One of the easiest approaches that practitioners tend to do is to use the rescaled part-worth utilities (normalized, per the approach called "zero-centered diffs").  Our software automatically provides this within the Lighthouse Studio platform (I don't think you've described how you computed the part-worth utilities).  I'll assume you are using HB within our Lighthouse Studio platform.

Next, sum the normalized part-worths associated with treatments A, B, and C.  This becomes your dependent variable (the sum of the zero-centered diffs part-worth utilities associated with these options).

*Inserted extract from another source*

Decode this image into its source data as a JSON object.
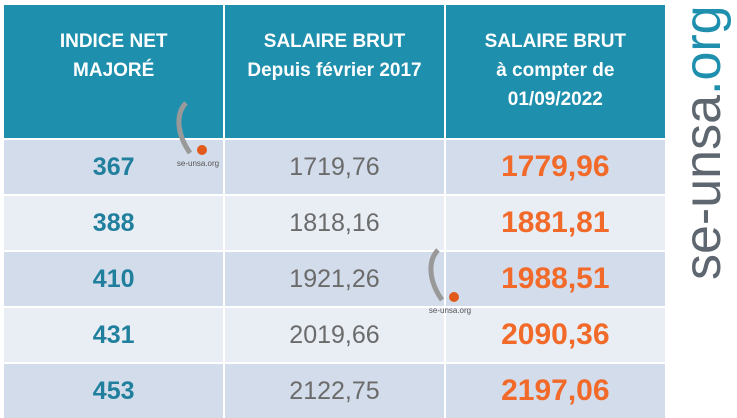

Last, use your favorite cross-tabulation software to compute F-tests based on other survey variables, to see which variables are predictive of choice of treatment.
Thank you again for your help with this. We are using Sawtooth for our analyses. I will try this approach and follow up if this doesn't work for us for any reason.
Following up from the previous posts, can we add part-worths from multiple levels (within the same attribute) to indicate one treatment option? Specifically, I to know, say an attribute has 5 levels but we have only 3 treatment options, how do we reconcile while calculating the share of preferences for each treatment? Must each attribute level be associated with one (or more) treatment options or is it ok if an attribute level remains unassigned to any treatment option?
The experimental design showed respondents one and only one level per each attribute in the questionnaire.  Thus, summing multiple levels within the same attribute is not permitted.

One and exactly one level MUST be assigned to each treatment option.  If you are going to use an attribute, you must use one level from that attribute for each treatment option.

You can skip an attribute altogether for ALL treatment options.  But, it isn't proper to add the utility for one level of an attribute for some of the alternatives but not others.  That would imply that the missing level had a zero utility, which isn't necessarily the correct imputation for what a missing attribute level means.